As a maltster, sometimes you have to get creative…

“If you’re looking at our soak tanks, those are maple sap collection tanks. Everybody in the country who’s doing this kind of finds what they can find locally and repurposes it. I saw those sap tanks on the side of the road and said, ‘that’s perfect.’”

Lots of variables make malts taste very different - the soil, the weather, the variety, all come into play.

Quality is key…

“UVM Extension has a cereal grain testing laboratory, it’s one of the only public testing labs on the East coast, so it’s utilized by farmers and researchers from all over the country, it’s a pretty special place that we have here in Vermont, we offer grain analysis specific to barley for malting, so if farmers are growing for the malt industry, then they’re able to send in their grain and we can test it and evaluate it,” said Dr. Darby.

With more brewers looking for high-quality Vermont malt, Peterson’s operation is in the process of expanding.

“We’ve rented all this space, you’re looking behind us at Nordic Farm in Charlotte. The brand-new bin down there is going to be storing 1,000 tons of barley, the barn back there is going to be the new malt house, so we’ll be increasing our production size significantly,” said Peterson.

From starting in an old hay barn to bringing an iconic dairy farm back to life, Peterson’s mission has stayed the same.
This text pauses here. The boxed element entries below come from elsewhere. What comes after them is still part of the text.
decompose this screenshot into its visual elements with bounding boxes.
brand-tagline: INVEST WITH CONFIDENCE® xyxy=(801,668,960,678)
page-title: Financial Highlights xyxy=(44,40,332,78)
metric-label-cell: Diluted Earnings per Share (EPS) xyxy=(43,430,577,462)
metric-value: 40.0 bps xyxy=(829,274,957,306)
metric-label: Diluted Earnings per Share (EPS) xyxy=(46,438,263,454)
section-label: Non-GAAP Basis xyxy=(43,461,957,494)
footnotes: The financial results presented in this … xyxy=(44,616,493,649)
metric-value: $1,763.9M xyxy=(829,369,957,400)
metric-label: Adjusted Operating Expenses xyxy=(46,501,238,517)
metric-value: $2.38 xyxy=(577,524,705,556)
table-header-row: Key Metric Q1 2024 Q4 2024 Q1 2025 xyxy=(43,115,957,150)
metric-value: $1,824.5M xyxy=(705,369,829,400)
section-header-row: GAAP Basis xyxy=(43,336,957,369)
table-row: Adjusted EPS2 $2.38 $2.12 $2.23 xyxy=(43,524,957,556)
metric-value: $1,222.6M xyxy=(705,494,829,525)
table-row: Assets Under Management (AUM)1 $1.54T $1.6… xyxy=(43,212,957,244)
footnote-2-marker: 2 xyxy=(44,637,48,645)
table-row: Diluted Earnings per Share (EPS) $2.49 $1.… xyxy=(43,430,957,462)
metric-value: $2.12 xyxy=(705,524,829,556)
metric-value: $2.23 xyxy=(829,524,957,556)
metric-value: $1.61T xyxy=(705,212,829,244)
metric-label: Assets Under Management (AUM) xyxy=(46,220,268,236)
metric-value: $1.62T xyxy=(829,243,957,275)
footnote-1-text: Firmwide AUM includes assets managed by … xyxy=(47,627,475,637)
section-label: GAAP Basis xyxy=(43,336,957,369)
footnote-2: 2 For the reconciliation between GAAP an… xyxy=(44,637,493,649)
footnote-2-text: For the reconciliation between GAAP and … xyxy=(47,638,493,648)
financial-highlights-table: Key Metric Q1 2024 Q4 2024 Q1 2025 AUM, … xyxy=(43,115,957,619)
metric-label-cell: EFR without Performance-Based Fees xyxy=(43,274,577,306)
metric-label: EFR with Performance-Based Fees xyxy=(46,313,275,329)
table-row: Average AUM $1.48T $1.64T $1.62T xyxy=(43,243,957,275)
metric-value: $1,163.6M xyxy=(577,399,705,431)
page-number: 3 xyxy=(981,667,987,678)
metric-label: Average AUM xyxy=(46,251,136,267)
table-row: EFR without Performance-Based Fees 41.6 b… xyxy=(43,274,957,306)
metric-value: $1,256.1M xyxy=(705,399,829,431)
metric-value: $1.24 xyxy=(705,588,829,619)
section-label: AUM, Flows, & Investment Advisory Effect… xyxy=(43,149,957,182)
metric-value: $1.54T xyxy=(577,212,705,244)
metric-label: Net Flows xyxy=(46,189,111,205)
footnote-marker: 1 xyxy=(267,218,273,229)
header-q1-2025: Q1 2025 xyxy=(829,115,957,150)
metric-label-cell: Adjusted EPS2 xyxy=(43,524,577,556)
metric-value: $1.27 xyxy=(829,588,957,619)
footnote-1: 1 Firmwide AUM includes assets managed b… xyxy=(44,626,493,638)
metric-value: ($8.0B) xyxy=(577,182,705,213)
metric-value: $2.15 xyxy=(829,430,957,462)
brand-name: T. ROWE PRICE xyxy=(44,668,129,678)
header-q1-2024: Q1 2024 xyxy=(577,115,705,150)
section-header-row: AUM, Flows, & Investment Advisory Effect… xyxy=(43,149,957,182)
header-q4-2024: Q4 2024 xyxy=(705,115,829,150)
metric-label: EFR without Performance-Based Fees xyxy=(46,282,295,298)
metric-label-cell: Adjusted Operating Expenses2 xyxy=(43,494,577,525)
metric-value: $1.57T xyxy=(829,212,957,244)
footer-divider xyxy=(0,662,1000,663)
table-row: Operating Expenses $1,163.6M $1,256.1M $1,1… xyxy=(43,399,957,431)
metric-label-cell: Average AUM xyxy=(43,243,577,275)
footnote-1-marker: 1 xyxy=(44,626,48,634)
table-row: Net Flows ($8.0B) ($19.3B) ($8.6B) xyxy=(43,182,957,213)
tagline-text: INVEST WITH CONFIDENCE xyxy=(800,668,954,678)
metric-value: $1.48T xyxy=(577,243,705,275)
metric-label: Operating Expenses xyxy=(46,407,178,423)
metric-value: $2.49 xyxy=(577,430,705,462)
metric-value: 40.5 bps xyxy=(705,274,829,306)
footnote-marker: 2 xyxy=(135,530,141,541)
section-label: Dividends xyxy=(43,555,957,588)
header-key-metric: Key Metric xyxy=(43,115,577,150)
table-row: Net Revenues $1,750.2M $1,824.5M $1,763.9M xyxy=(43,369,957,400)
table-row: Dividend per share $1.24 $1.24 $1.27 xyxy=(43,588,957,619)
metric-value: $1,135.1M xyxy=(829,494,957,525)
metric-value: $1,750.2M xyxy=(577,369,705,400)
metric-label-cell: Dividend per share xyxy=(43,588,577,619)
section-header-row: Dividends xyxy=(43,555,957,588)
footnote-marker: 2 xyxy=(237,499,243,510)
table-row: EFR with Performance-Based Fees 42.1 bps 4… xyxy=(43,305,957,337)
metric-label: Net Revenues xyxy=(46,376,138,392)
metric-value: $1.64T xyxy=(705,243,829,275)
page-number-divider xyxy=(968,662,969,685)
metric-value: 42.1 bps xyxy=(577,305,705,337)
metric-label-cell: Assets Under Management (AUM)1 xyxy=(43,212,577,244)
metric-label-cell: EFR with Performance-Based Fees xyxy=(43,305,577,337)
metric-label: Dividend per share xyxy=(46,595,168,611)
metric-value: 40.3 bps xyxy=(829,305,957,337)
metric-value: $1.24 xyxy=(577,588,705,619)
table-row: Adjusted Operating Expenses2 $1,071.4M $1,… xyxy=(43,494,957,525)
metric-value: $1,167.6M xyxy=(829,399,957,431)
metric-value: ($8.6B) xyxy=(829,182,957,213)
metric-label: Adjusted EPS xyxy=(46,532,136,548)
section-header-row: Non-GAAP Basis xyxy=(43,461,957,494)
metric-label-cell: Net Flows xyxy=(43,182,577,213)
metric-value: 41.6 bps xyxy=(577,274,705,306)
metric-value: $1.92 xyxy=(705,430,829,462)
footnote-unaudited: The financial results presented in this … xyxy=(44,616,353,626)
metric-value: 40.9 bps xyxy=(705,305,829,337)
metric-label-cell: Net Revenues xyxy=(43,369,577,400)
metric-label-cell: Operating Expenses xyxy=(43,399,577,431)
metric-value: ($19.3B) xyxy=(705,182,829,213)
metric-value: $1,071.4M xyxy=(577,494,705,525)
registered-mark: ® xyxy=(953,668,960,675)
“We want to be able to support Vermont’s agricultural system and help it move forward in the 21st Century, it’s supporting a local farmer, it’s growing the economy,” said Peterson “There’s barley that’s being grown in Vermont, when you’re driving down the road and you see these fields, we want you not just to be looking and saying, 'hey that’s a beautiful field, Vermont’s a great place, we want you to look and say oh, that’s actually barley that’s going to go into beer or whiskey.'”

It’s farmers, producers, researchers and brewers all working together to make every sip count.